Кто-нибудь другой на его месте использовал бы исключительный свой дар для заработка — подался бы в странствующие чудотворцы либо шарлатаны, но пану Антонию, довольно было людского почета и восхищения. Единственно, что он себе позволял, так это бескорыстные «эксперименты» в кругу коллег или хороших знакомых, повергающие зрителей в оторопь. Без всяких признаков боли держал, например, на голой ладони минут по пятнадцать и дольше пылающие угли, а когда бросал их снова в огонь, на руке не оставалось ни следа ожогов.
Не меньший восторг вызывало его умение передавать свою огнестойкость другим. Стоило ему подержать человека за руку, как тот на какое-то время становился нечувствительным к огню. Группа местных врачей заинтересовалась им и предложила дать несколько «сеансов» за солидную плату. Чарноцкий возмущенно отверг предложение и после этого долго не показывал свои опыты даже в узком кругу.
Рассказывали о нем и другие прелюбопытнейшие истории. Пожарные из тех, что служили под его Началом уже немало лет, заверяли всеми святыми, что Огнестойкий на пожарах двоится и троится: не раз, мол, замечали его среди бушующего пожара одновременно в двух-трех самых опасных местах. Кшиштоф Случ, хорунжий дружины, клялся и божился, что однажды, когда пожар уже шел на убыль, своими глазами видел в глубине уцелевшего эркера три фигуры пана Антония, похожие между собой как близнецы, — они слились в одну, и пан Чарноцкий сошел себе как ни в чем не бывало по лестнице.
Сколько в этих пересудах было правды, а сколько фантастических домыслов — как знать. Одно несомненно — Чарноцкий был человеком необыкновенным и как бы созданным для борьбы со зловредной стихией.
Он и сражался с нею — все ожесточенней, сознавая свою силу, совершенствуя из, года в год методы защиты, возводя все новые преграды на пути всепожирающего огня.
Со временем эта борьба сделалась для Чарноцкого смыслом жизни; дня не проходило, чтобы он не изобрел еще один надежный способ пожарной профилактики. Вот и сегодня, этим жарким июльским полднем, он просматривал последние записи, сортировал материал, накопленный для будущей книги о пожарах и противопожарных мерах. А задумал Чарноцкий обширное двухтомное собрание, плод многолетних исследований.
Попыхивая ароматной кубинской сигарой, Чарноцкий размышлял над общим планом книги, очередностью глав…
Докурив сигару, он загасил ее в пепельнице и с довольной улыбкой встал с дивана.
— Неплохо! — похвалил он себя, удовлетворенный прикидками. — Все вроде бы в порядке.
И, переодевшись, отправился в любимое свое кафе на шахматную партию…
Прошло несколько лет. Деятельность Антония Чарноцкого набирала вес и размах. О нем говорили не только в Ракшаве. Об Огнестойком заговорили далеко за пределами родного города. Люди наезжали из дальних сторон, чтобы повидать его и воздать должное. Его книга о пожарах получила широкий резонанс, и не только среди пожарных; за короткое время вышло несколько переизданий.
Но не так уж гладко все шло. Неуемный начальник стражи, лично принимая участие в операциях, уже не раз пострадал на пожарах..
Когда полыхали дровяные склады в Вителувке, неожиданно рухнула горящая балка и ему серьезно повредило правую ключицу; при двух других вызовах обвалился потолок, ранив его в ногу и плечо; а последним рождественским постом он чуть было не потерял правую руку: тяжелый крепежный брус из железа упал с самой верхотуры и задел его концом — еще миллиметр-другой, и кость раздробило бы начисто…

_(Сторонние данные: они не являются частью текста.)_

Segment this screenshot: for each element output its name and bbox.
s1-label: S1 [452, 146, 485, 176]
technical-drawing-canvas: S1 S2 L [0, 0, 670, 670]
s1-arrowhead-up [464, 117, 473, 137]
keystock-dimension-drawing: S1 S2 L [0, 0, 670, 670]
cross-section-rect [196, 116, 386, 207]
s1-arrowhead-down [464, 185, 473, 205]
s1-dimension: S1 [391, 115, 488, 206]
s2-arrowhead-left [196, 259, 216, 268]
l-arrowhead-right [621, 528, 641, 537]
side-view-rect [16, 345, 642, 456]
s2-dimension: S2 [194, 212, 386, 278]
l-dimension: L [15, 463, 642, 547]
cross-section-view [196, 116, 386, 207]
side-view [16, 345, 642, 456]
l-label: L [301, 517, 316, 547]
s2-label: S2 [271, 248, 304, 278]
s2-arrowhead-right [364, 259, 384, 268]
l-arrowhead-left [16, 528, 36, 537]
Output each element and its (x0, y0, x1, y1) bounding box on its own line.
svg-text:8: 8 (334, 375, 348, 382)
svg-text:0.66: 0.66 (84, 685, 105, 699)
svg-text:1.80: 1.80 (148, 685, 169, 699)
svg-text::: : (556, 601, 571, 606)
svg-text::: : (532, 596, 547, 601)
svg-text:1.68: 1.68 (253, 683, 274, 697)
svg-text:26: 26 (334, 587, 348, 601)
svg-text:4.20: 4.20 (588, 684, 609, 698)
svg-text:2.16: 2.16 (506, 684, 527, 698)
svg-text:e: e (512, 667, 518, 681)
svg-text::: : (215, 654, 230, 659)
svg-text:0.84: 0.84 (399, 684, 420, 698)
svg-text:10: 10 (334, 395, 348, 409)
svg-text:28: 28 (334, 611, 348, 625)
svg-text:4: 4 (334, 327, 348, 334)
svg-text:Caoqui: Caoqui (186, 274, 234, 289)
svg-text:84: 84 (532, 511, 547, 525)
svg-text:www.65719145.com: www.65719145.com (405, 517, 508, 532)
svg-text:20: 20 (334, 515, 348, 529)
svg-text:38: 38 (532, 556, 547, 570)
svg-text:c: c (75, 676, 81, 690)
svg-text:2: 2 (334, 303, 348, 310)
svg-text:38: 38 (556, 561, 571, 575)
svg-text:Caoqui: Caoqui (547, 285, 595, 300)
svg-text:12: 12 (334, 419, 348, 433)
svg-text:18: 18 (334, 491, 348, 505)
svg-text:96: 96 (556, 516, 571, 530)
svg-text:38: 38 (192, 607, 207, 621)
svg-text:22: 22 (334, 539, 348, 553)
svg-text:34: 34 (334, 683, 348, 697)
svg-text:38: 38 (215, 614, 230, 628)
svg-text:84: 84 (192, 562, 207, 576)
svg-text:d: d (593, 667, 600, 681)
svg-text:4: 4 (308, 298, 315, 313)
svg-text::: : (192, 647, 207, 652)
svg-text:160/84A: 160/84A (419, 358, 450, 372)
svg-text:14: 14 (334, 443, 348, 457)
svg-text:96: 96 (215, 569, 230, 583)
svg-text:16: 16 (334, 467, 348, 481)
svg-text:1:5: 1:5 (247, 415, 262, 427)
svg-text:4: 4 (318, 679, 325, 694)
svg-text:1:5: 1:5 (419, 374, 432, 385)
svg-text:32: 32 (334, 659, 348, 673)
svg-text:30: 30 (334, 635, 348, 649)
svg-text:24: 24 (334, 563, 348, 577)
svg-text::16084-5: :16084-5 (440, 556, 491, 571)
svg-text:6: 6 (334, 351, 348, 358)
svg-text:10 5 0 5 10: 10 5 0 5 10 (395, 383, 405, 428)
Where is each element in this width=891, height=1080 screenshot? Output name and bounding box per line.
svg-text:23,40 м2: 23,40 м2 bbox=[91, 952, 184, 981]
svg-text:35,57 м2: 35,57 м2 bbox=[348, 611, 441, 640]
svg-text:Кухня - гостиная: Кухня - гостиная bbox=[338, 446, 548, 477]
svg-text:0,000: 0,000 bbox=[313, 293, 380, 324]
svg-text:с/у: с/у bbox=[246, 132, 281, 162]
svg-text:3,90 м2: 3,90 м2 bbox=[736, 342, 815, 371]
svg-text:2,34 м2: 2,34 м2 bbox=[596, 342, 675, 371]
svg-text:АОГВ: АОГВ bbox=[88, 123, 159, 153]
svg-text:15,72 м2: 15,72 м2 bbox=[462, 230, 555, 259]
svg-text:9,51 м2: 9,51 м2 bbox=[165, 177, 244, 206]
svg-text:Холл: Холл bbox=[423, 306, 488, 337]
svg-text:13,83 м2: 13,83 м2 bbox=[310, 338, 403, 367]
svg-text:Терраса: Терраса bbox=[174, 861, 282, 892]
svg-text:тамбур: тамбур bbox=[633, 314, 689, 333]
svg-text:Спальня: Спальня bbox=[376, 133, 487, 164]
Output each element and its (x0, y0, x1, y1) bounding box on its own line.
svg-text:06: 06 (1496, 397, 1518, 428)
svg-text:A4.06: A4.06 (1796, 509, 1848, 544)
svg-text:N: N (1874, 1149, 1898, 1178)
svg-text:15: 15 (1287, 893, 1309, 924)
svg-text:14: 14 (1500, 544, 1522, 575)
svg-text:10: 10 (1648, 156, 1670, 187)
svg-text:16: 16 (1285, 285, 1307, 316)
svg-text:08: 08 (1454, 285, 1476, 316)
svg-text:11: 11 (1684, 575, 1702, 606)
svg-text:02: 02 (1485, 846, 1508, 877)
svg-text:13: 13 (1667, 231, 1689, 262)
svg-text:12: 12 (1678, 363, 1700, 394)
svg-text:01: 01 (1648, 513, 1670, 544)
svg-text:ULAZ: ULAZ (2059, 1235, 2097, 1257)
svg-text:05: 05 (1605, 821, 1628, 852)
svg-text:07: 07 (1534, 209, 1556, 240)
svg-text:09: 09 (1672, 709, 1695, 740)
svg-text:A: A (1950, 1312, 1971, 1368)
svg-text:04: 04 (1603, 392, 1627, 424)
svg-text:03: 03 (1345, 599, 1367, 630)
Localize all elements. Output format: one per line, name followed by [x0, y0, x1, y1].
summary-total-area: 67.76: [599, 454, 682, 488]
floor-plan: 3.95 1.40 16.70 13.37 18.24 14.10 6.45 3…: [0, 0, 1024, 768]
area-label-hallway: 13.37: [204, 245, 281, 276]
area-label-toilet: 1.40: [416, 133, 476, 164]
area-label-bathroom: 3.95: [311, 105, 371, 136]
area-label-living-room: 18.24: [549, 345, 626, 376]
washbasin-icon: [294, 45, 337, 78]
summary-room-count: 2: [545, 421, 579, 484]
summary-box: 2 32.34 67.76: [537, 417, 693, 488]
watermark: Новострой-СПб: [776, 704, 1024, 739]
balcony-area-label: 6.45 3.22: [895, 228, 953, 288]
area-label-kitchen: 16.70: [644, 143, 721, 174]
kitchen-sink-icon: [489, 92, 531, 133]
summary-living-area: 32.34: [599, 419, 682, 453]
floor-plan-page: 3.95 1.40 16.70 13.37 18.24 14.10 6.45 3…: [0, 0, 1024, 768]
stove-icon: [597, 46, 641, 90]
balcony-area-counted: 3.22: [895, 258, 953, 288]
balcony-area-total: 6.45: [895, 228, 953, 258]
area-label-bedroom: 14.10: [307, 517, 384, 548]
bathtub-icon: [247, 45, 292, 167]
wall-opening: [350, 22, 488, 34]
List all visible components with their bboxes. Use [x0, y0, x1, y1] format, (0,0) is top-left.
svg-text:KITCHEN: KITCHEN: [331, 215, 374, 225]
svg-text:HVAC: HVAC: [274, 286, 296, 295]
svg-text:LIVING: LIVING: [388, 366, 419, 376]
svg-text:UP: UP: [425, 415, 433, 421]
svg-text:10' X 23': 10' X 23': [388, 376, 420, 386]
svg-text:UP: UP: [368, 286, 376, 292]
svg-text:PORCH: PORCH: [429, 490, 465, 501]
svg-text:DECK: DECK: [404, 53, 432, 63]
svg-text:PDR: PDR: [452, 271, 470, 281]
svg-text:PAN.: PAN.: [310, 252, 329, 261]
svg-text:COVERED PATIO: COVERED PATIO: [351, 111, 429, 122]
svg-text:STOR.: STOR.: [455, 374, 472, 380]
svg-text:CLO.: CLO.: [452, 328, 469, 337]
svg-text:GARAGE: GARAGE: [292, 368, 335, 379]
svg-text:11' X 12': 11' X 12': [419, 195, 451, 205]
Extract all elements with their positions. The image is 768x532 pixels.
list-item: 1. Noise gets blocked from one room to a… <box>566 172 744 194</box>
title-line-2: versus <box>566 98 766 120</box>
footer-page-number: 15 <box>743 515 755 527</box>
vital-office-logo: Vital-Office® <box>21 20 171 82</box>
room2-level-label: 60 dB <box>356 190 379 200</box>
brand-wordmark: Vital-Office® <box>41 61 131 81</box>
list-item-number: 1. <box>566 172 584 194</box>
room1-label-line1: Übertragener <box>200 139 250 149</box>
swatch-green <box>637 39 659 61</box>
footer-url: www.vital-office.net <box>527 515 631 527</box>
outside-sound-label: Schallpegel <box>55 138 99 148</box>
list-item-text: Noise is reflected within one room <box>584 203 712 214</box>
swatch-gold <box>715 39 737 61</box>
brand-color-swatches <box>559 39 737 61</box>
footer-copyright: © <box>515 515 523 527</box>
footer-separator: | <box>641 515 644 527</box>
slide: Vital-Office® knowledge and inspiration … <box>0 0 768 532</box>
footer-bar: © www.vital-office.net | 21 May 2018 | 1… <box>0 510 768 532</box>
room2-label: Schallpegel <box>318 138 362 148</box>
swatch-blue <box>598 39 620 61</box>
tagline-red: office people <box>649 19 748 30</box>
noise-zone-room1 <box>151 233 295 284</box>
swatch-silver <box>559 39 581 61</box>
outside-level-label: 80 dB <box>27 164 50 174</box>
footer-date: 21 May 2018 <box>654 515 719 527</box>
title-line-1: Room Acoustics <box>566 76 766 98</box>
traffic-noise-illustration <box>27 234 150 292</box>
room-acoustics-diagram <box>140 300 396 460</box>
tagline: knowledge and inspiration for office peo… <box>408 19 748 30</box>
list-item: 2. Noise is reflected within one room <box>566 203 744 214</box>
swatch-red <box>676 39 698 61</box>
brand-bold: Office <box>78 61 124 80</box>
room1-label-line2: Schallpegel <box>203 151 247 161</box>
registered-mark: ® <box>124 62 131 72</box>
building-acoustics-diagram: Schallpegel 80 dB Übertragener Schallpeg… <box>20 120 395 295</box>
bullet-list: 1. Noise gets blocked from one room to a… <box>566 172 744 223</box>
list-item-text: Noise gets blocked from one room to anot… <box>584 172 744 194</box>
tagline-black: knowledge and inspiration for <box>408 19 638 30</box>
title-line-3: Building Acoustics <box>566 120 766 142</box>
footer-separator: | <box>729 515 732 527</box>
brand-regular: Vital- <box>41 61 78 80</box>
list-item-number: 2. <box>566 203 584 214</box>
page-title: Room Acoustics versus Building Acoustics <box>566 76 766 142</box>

Молодчина Чарноцкий относился к своим злоключениям на редкость хладнокровно.
— Насчет огня спасовали, вот и швыряются балками, — говаривал он с пренебрежительной усмешкой.
Но пожарные в последнее время следили за каждым его шагом и не позволяли слишком глубоко нырять в огонь, особенно в местах, грозящих обвалом. И все же опасность подстерегала его с удивительным постоянством, причем там, где ее менее всего можно было ожидать. Казалось, разрушительные силы притягиваются самим присутствием Чарноцкого: рядом с ним ни с того ни с сего падали едва тронутые огнем бревна, валились не охваченные еще пламенем потолочные настилы, сыпались обломки величиной с пушечные ядра, иногда же на то место, где стоял Чарноцкий, вдруг обрушивались увесистые каменные глыбы.
А пан Антоний знай себе ухмылялся в усы, невозмутимо попыхивая сигарой. Зато его товарищи озабоченно хмурились и опасливо отходили подальше. До них наконец дошло, что соседство с ним небезопасно.
Случалось и еще кое-что в таком роде, но уже в самом жилище их начальника, а потому никто об этом не знал.